Herbert Hoover ill-deserves the reputation that history has bestowed upon him, and even the doyen of radical historians, William Appleman Williams, said that he "may be one of the few truly tragic figures in American history". Damned for inaction in the face of the Great Depression, Hoover was damned again by the towering reputation enjoyed by his successor, Franklin D. Roosevelt.

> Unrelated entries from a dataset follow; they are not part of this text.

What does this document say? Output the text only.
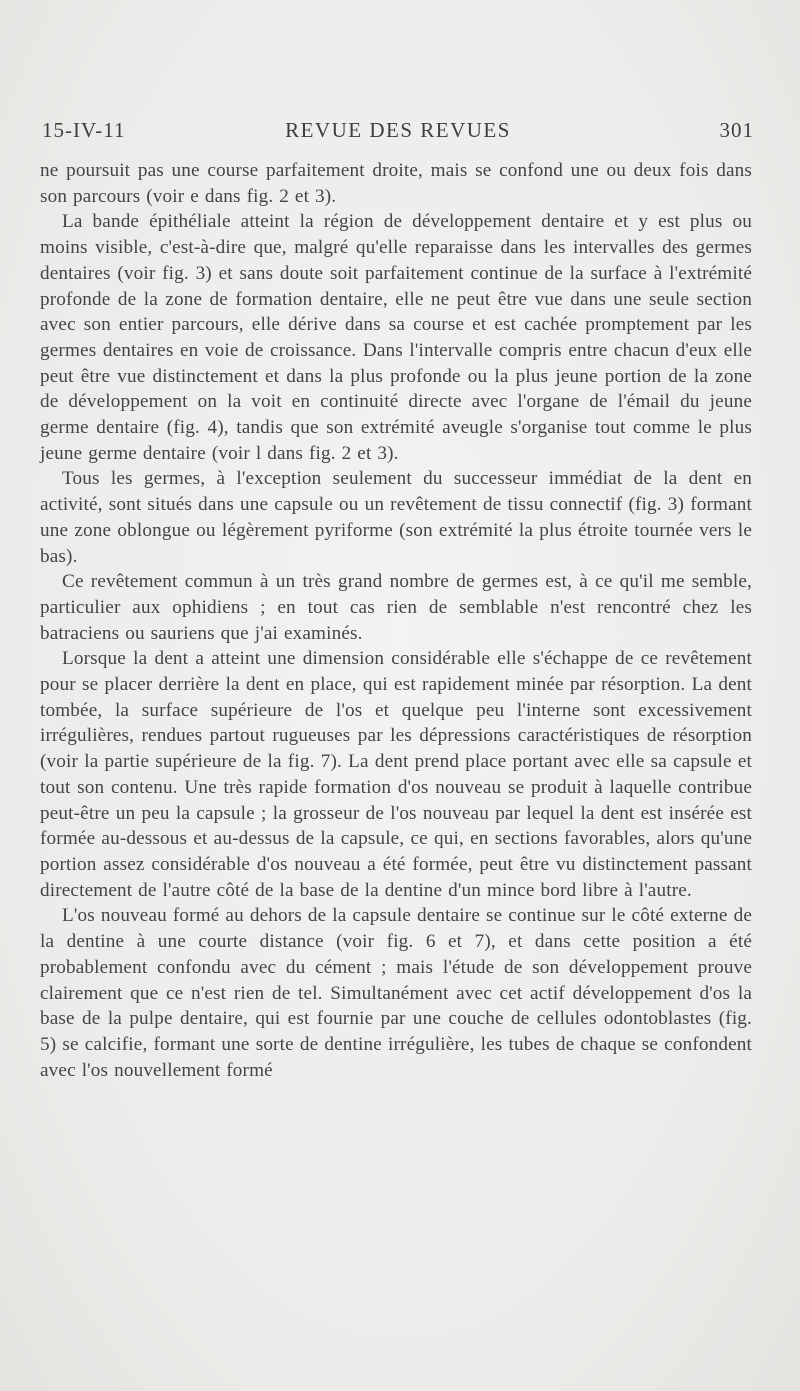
15-IV-11	REVUE DES REVUES	301

ne poursuit pas une course parfaitement droite, mais se confond une ou deux fois dans son parcours (voir e dans fig. 2 et 3).

La bande épithéliale atteint la région de développement dentaire et y est plus ou moins visible, c'est-à-dire que, malgré qu'elle reparaisse dans les intervalles des germes dentaires (voir fig. 3) et sans doute soit parfaitement continue de la surface à l'extrémité profonde de la zone de formation dentaire, elle ne peut être vue dans une seule section avec son entier parcours, elle dérive dans sa course et est cachée promptement par les germes dentaires en voie de croissance. Dans l'intervalle compris entre chacun d'eux elle peut être vue distinctement et dans la plus profonde ou la plus jeune portion de la zone de développement on la voit en continuité directe avec l'organe de l'émail du jeune germe dentaire (fig. 4), tandis que son extrémité aveugle s'organise tout comme le plus jeune germe dentaire (voir l dans fig. 2 et 3).

Tous les germes, à l'exception seulement du successeur immédiat de la dent en activité, sont situés dans une capsule ou un revêtement de tissu connectif (fig. 3) formant une zone oblongue ou légèrement pyriforme (son extrémité la plus étroite tournée vers le bas).

Ce revêtement commun à un très grand nombre de germes est, à ce qu'il me semble, particulier aux ophidiens ; en tout cas rien de semblable n'est rencontré chez les batraciens ou sauriens que j'ai examinés.

Lorsque la dent a atteint une dimension considérable elle s'échappe de ce revêtement pour se placer derrière la dent en place, qui est rapidement minée par résorption. La dent tombée, la surface supérieure de l'os et quelque peu l'interne sont excessivement irrégulières, rendues partout rugueuses par les dépressions caractéristiques de résorption (voir la partie supérieure de la fig. 7). La dent prend place portant avec elle sa capsule et tout son contenu. Une très rapide formation d'os nouveau se produit à laquelle contribue peut-être un peu la capsule ; la grosseur de l'os nouveau par lequel la dent est insérée est formée au-dessous et au-dessus de la capsule, ce qui, en sections favorables, alors qu'une portion assez considérable d'os nouveau a été formée, peut être vu distinctement passant directement de l'autre côté de la base de la dentine d'un mince bord libre à l'autre.

L'os nouveau formé au dehors de la capsule dentaire se continue sur le côté externe de la dentine à une courte distance (voir fig. 6 et 7), et dans cette position a été probablement confondu avec du cément ; mais l'étude de son développement prouve clairement que ce n'est rien de tel. Simultanément avec cet actif développement d'os la base de la pulpe dentaire, qui est fournie par une couche de cellules odontoblastes (fig. 5) se calcifie, formant une sorte de dentine irrégulière, les tubes de chaque se confondent avec l'os nouvellement formé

Yet this ignores the fact that FDR couldn't generate recovery from the Depression either; that it took WW2 to cement his reputation; and that Hoover declined to take the path trodden by FDR for reasons that proved prescient.

Nearly every programme that eventually became part of the New Deal was foreshadowed in the Hoover presidency; far from being a doctrinaire fiscal conservative, he ran up historically large deficits to try to combat the Depression (fiscal conservatism is like chastity: that one preaches it is not so relevant as whether one practices it), and a mainstay of FDR's election campaign in 1932 was an attack on this. As one economist said, "given later developments, the campaign speeches often read like a giant misprint, in which Roosevelt and Hoover speak each other's lines."

Hoover declined to involve corporations or organized labour in policy-making to the extent that FDR did because he feared the dominance of organized pressure groups over politics, and an over-powerful executive. And just these developments were some of the things that resulted from FDR's presidency. Yet the same people who disapprove of such developments - which include the military-industrial complex Eisenhower warned of - tend to hold Hoover in contempt. It may be that FDR's policy was necessary, and we must accept the good with the bad; but it is a little rich to condemn Hoover in the same breath.